The EUR/USD pair experienced a drop to the corrective level of 76.4% (1.0917) on Wednesday, a rebound from it, a reversal in favor of the European currency, and some growth towards the 1.1000 level. The growth stopped quickly, and the movement has been mostly horizontal in the past few days. I expect a further decline of the pair toward the Fibonacci level of 61.8% (1.0843), for which a rebound from the 1.1000 level or a close below 1.0917 is needed.
At first glance, the background information on Wednesday seemed strong enough, but it was not. The March inflation report for the European Union did not interest traders, as its value coincided with their expectations and the first estimate of 6.9% y/y. Thus, the consumer price index showed a record slowdown, and this moment (although it did not cause a reaction from traders) is the most important, even crucial.
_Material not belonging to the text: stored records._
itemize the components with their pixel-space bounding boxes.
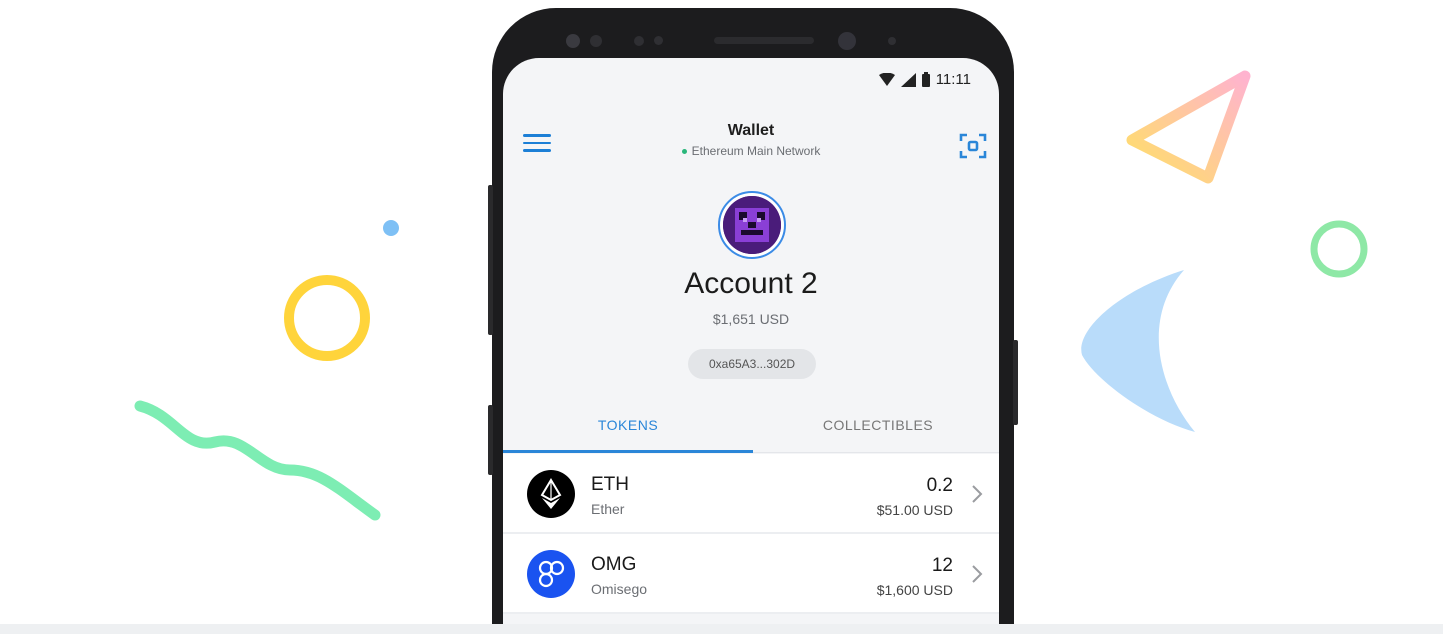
token-amount: 12 [931,555,953,576]
token-amount: 0.2 [926,475,953,496]
network-indicator: Ethereum Main Network [681,144,821,158]
phone-sensor [634,36,644,46]
network-name: Ethereum Main Network [691,144,821,158]
omisego-icon [538,560,565,588]
page-title: Wallet [727,122,775,139]
yellow-ring [284,275,370,361]
bottom-edge-strip [0,624,1443,634]
green-squiggle [134,400,381,521]
qr-scan-button[interactable] [959,132,987,160]
account-name: Account 2 [684,267,818,300]
account-avatar[interactable] [718,191,786,259]
phone-front-camera [838,32,856,50]
tab-collectibles[interactable]: COLLECTIBLES [753,403,999,453]
green-ring [1310,220,1368,278]
account-address-pill[interactable]: 0xa65A3...302D [688,349,816,379]
phone-side-button [488,185,493,335]
small-blue-dot [383,220,399,236]
token-list: ETH Ether 0.2 $51.00 USD OMG Omisego 12 … [503,454,999,614]
token-name: Ether [591,501,625,517]
token-row-eth[interactable]: ETH Ether 0.2 $51.00 USD [503,454,999,534]
phone-sensor [654,36,663,45]
battery-icon [921,72,930,87]
app-header: Wallet Ethereum Main Network [503,116,999,176]
token-logo [527,470,575,518]
asset-tabs: TOKENS COLLECTIBLES [503,403,999,453]
active-tab-indicator [503,450,753,453]
app-showcase: 11:11 Wallet Ethereum Main Network Accou… [0,0,1443,634]
phone-speaker [714,37,814,44]
chevron-right-icon [972,485,983,503]
status-bar: 11:11 [878,71,971,88]
phone-sensor [590,35,602,47]
ethereum-icon [540,478,562,509]
token-logo [527,550,575,598]
token-symbol: ETH [591,474,629,495]
signal-icon [900,72,916,87]
phone-screen: 11:11 Wallet Ethereum Main Network Accou… [503,58,999,634]
network-status-dot [681,148,687,154]
token-row-omg[interactable]: OMG Omisego 12 $1,600 USD [503,534,999,614]
tab-tokens[interactable]: TOKENS [503,403,753,453]
phone-side-button [488,405,493,475]
token-name: Omisego [591,581,648,597]
account-balance: $1,651 USD [712,311,790,327]
token-usd-value: $1,600 USD [876,582,953,598]
phone-camera [566,34,580,48]
status-time: 11:11 [935,71,971,88]
header-title-block: Wallet Ethereum Main Network [503,122,999,159]
phone-power-button [1013,340,1018,425]
avatar-image [723,196,781,254]
gradient-triangle [1126,70,1251,184]
identicon-icon [723,196,781,254]
wifi-icon [878,72,895,86]
chevron-right-icon [972,565,983,583]
token-usd-value: $51.00 USD [876,502,953,518]
blue-crescent [1081,270,1195,432]
token-symbol: OMG [591,554,637,575]
phone-sensor [888,37,896,45]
The interest rate policy of the Federal Reserve and the Bank of England is now clear. Both central banks have reduced their rate hike pace to 0.25%, and only the ECB has been sending various signals in recent weeks that the decision has yet to be made, and the rate could increase by 0.50% at the next meeting. However, after yesterday's inflation report, the ECB will follow the example of its American and British counterparts and reduce the rate hike pace to 0.25%. The weakening of the ECB's monetary-credit stance may adversely affect the European currency, which has been experiencing serious growth problems in recent weeks. Bullish traders remain in the market in their previous numbers but cannot find new grounds for increasing long positions. Thus, bears may gradually start pulling the rope to their side. The European currency has fewer and fewer growth factors day by day.
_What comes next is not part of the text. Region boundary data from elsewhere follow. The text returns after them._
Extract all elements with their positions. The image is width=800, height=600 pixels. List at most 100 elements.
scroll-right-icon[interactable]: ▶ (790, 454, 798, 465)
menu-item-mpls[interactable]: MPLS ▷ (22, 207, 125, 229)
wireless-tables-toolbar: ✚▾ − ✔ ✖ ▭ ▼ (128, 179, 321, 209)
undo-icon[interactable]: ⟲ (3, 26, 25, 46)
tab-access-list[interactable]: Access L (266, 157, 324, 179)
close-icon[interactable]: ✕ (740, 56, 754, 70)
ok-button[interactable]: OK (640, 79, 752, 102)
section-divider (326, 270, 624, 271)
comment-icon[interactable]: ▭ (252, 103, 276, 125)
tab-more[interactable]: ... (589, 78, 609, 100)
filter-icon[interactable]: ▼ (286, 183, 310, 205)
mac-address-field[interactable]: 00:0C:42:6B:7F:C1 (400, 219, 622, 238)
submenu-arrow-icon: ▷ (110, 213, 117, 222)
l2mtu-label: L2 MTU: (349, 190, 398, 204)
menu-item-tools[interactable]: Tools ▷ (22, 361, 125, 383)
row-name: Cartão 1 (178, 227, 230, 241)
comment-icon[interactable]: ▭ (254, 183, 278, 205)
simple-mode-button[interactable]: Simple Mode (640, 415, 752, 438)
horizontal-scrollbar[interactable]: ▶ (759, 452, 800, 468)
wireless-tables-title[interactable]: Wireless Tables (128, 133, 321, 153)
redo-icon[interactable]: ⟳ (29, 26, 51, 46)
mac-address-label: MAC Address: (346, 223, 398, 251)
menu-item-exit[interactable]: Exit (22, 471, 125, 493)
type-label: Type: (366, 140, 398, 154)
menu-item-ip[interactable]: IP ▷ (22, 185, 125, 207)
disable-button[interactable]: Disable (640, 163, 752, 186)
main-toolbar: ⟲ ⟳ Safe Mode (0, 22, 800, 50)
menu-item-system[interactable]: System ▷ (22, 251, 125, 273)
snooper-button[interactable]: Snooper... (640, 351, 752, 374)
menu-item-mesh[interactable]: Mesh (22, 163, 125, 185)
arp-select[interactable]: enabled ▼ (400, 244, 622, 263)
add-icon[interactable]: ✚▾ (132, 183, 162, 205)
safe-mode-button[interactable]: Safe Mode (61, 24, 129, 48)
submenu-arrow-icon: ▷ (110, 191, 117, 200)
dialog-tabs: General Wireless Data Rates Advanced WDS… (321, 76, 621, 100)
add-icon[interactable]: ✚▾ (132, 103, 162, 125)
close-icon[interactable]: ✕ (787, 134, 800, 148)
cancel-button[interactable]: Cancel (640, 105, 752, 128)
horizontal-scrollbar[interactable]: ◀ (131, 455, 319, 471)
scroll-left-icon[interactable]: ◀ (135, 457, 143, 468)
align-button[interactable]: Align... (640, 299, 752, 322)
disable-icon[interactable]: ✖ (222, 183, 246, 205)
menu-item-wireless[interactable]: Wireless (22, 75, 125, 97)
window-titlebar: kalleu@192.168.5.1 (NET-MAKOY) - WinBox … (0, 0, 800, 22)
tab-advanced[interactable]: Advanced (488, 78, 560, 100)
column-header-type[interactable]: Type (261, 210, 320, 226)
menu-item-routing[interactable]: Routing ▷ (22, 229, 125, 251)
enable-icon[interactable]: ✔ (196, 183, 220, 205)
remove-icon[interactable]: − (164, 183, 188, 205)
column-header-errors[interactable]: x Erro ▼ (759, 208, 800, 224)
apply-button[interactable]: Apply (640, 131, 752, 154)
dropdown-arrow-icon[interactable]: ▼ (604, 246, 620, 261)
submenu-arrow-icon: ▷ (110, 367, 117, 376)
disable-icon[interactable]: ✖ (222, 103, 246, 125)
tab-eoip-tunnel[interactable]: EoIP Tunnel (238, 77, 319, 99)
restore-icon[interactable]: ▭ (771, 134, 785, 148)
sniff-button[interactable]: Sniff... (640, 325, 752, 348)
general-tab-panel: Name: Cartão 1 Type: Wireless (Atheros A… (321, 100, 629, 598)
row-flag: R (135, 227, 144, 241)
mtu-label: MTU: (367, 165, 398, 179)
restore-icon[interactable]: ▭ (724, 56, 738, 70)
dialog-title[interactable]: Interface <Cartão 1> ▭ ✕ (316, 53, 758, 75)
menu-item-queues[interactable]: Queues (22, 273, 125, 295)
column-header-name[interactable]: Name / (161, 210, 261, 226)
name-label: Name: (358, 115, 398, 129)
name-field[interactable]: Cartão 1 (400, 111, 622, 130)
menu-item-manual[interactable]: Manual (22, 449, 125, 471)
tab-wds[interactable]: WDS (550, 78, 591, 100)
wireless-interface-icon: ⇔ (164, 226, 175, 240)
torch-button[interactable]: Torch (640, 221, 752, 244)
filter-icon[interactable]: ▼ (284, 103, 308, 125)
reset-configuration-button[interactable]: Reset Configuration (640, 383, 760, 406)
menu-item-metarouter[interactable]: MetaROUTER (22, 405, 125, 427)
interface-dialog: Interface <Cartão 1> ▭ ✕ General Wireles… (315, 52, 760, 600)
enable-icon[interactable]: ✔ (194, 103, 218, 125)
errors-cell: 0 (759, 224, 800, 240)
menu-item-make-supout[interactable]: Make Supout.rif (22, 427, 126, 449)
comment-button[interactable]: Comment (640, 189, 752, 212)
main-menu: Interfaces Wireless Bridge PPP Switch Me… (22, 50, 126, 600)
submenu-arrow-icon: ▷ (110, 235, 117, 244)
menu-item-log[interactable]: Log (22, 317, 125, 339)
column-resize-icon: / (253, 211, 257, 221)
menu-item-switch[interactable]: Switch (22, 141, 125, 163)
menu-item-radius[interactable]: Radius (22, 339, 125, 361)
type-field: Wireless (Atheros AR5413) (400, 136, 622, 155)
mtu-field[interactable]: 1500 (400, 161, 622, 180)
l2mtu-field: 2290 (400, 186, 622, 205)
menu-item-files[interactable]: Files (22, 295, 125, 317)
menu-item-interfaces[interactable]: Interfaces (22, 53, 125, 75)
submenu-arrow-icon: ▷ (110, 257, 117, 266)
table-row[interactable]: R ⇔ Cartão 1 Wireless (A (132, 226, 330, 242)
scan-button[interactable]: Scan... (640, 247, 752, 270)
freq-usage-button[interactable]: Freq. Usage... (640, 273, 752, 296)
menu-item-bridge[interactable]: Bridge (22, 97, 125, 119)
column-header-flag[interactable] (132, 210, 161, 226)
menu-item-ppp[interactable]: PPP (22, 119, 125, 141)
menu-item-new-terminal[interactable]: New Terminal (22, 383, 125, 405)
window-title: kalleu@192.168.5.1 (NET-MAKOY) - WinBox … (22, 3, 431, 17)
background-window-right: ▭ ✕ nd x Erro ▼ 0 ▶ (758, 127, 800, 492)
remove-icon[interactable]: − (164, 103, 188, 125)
On the 4-hour chart, the pair consolidated above the sideways corridor, allowing for the continuation of growth in the direction of the corrective level of 61.8% (1.1273). Consolidation above the corrective level of 50.0% (1.0941) was also successful, increasing the chances of further growth. The "bullish" divergence at the CCI indicator similarly favored the euro. No new emerging divergences have been observed yet.
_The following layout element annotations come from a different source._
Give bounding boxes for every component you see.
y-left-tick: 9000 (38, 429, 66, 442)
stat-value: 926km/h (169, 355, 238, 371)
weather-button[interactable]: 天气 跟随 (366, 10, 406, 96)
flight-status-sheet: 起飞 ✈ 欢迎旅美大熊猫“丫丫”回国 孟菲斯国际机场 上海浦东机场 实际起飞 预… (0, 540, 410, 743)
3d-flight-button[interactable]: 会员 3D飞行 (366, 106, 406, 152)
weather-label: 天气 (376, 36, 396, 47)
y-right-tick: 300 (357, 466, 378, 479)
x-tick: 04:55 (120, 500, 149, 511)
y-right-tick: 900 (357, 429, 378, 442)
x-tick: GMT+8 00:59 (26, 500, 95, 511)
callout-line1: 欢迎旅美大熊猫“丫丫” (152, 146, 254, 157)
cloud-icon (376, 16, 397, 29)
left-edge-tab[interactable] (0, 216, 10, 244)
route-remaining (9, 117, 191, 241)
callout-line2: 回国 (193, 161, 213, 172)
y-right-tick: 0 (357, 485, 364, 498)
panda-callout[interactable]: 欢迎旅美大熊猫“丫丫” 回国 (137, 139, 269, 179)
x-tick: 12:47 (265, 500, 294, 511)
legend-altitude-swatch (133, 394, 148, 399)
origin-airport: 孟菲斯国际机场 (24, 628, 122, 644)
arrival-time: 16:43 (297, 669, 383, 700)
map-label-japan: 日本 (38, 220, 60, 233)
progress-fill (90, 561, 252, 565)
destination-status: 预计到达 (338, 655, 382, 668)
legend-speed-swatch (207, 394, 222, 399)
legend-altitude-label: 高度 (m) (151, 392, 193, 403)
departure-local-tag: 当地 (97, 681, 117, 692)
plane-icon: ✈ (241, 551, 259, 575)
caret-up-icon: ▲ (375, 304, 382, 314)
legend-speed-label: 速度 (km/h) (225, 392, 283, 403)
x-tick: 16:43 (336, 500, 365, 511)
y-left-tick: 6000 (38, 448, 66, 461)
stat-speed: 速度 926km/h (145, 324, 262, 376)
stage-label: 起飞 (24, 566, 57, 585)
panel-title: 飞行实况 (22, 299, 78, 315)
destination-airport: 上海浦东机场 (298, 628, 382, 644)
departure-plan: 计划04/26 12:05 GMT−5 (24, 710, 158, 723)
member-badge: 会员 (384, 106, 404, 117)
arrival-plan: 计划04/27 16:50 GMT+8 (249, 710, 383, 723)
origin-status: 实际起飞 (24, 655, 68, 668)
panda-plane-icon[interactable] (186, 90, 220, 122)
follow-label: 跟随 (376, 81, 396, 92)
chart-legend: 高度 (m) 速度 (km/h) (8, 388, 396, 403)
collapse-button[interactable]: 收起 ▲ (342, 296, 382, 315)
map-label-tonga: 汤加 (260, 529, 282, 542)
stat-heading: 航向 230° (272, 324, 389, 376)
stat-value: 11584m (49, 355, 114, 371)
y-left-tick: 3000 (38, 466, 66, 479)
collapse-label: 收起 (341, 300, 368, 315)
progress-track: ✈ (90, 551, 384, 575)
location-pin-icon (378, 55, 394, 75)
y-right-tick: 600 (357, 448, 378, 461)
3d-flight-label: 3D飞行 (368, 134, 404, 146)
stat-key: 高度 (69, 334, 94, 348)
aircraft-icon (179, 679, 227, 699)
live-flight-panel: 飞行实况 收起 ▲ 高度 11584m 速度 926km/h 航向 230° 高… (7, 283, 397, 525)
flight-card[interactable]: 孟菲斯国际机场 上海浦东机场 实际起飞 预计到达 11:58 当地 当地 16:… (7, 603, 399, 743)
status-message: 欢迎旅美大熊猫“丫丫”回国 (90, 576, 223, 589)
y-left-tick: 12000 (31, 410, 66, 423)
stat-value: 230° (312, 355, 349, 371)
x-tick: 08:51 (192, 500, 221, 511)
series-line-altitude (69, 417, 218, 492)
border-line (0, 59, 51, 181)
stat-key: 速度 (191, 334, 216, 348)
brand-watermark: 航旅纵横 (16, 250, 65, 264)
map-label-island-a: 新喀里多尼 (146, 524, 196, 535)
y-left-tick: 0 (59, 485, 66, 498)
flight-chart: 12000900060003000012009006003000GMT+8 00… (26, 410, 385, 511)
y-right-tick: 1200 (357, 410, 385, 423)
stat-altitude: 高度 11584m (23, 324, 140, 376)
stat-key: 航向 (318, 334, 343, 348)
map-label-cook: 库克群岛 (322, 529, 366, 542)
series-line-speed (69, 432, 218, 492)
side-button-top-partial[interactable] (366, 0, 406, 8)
The Commitments of Traders (COT) report:
During the last reporting week, speculators opened 18,764 long contracts and closed 1,181 short contracts. The mood of major traders remains "bullish" and continues to strengthen overall. The total number of long contracts held by speculators now stands at 244,000, while short contracts amount to 81,000. The European currency has been growing for over half a year, but the information background is starting to change, which could lead to a drop in the EU currency. The ECB may reduce the rate hike pace to 0.25% at its next meeting, which could lead to a decline in demand for the euro. The threefold difference between long and short contracts suggests that the moment when bears are activated is close. The strong "bullish" sentiment persists for now, but I think the situation will start changing soon.
News calendar for the US and the European Union:
EU - publication of the ECB monetary policy meeting minutes (11:30 UTC).
US - Philadelphia Fed manufacturing activity index (12:30 UTC).
US - initial jobless claims (12:30 UTC).
On April 20, the economic events calendar contains three entries, each with extremely low chances of being reflected on the charts. The influence of the background information on traders' sentiment today may be weak.
EUR/USD forecast and trading tips:
New short positions for the pair can be opened when bouncing off the 1.1000 level on the hourly chart with a target of 1.0917. Or when closing below 1.0917 with a target of 1.0843. Long positions for the pair were possible when bouncing off the 1.0917 level with a target of 1.1000. This trade can now be closed.